The defendant himself took the stand and related in some detail, although cloaked in vagueness, the events leading up to his arrest. He also testified as to his past emotional and mental problems.

In rebuttal to the defense’s evidence on the question of sanity, the state called a medical doctor who specializes in psychiatry. He was one of the two doctors who had initially recommended that defendant be sent to the State Hospital. His testimony failed to contradict the testimony of the defense doctor. In effect, there was no testimony at the trial which rebutted the doubt raised as to the defendant’s sanity. See Foster v. State, 37 Ariz. 281, 294 P. 268 (1930), State v. Martin, 102 Ariz. 142, 426 P.2d 639 (1967), and State v. Begay, 110 Ariz. 200, 516 P.2d 573 (1973).

The state, in support of the jury’s verdict on the question of insanity, cites State v. Cano, 103 Ariz. 37, 436 P.2d 586 (1968). We believe the crux of the difference between the cited case and the instant case lies in this quotation from Cano, supra-.

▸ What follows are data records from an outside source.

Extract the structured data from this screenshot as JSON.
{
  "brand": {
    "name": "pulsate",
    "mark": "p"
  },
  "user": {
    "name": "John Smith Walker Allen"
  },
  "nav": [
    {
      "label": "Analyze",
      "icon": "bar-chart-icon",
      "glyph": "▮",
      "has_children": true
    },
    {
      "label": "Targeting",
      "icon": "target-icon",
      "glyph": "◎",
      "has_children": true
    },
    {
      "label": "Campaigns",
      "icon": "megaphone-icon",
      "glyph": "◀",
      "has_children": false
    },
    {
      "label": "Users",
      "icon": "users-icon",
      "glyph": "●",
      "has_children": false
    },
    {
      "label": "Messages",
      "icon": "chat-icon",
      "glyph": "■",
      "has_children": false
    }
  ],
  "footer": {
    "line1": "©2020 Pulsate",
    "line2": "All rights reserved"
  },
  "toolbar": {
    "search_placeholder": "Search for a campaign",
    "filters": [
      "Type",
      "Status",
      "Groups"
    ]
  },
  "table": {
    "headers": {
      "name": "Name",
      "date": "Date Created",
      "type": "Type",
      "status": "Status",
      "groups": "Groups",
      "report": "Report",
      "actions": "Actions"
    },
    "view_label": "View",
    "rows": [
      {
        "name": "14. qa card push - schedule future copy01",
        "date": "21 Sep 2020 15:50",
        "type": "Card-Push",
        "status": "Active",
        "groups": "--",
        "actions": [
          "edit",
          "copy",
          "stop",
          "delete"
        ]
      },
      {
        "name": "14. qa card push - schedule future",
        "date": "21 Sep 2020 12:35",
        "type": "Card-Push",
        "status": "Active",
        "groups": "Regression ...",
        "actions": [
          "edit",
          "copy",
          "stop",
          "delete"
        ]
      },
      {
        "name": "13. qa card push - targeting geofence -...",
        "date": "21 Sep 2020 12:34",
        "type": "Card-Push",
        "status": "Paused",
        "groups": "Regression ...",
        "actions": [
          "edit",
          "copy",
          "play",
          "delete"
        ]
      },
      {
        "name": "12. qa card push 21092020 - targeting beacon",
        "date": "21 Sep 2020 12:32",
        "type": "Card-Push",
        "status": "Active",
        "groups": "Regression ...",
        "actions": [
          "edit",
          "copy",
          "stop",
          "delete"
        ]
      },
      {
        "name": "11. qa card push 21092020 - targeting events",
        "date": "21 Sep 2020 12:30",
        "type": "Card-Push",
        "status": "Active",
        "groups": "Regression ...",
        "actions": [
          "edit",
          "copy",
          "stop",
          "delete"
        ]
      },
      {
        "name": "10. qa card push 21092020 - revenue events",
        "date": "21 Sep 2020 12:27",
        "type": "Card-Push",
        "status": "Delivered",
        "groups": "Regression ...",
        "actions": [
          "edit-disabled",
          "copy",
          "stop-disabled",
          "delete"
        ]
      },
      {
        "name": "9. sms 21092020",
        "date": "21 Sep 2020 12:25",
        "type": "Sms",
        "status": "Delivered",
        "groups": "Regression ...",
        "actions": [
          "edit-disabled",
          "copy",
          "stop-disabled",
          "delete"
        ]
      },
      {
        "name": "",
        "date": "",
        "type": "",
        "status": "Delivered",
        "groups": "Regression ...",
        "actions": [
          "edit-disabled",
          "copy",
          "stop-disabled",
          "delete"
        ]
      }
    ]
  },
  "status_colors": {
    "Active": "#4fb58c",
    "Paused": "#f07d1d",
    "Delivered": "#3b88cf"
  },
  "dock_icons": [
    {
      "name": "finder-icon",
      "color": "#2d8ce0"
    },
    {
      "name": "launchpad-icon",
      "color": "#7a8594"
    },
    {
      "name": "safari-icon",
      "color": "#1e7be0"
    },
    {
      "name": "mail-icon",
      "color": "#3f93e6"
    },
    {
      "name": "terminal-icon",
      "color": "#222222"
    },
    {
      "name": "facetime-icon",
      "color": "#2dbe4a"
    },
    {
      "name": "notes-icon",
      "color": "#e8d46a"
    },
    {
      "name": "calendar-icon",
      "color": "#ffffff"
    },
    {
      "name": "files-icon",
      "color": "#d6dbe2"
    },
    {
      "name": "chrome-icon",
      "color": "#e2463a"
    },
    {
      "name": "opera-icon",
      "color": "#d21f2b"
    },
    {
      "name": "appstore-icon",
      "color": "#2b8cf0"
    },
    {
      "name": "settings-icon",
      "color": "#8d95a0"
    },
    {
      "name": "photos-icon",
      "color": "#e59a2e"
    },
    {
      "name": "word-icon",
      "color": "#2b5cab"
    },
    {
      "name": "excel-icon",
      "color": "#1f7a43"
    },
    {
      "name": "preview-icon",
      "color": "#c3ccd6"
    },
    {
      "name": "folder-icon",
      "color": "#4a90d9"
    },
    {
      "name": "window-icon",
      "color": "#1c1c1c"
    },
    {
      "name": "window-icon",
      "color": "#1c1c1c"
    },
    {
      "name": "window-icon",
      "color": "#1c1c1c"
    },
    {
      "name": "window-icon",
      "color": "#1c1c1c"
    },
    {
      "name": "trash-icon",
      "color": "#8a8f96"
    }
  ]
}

“In the instant case there was no previous history of mental aberration or abnormal conduct. Defendant Cano took the stand and related his version of the incident. From his own testimony it was abundantly clear that immediately before and after the act he not only knew the nature and consequences of his act, but that he was very much aware it was wrong. All of his actions were normal in that they might be expected of a person apprehended at the scene of a felony. Cano’s childhood was quite unfortunate, but it was no worse than that suffered by a large number of people, of whom very few have become legally insane. Even this testimony did not go uncontradicted, as Fidencio Valdez denied having mistreated Cano in his youth.” 436 P.2d at 591.

In our,case, there is abundant evidence of previous mental problems and treatment therefor.

The judgment of conviction is reversed, and this cause is remanded for proceedings consistent with this decision.

CAMERON, V. C. J., and LOCKWOOD and HOLOHAN, JJ., concur.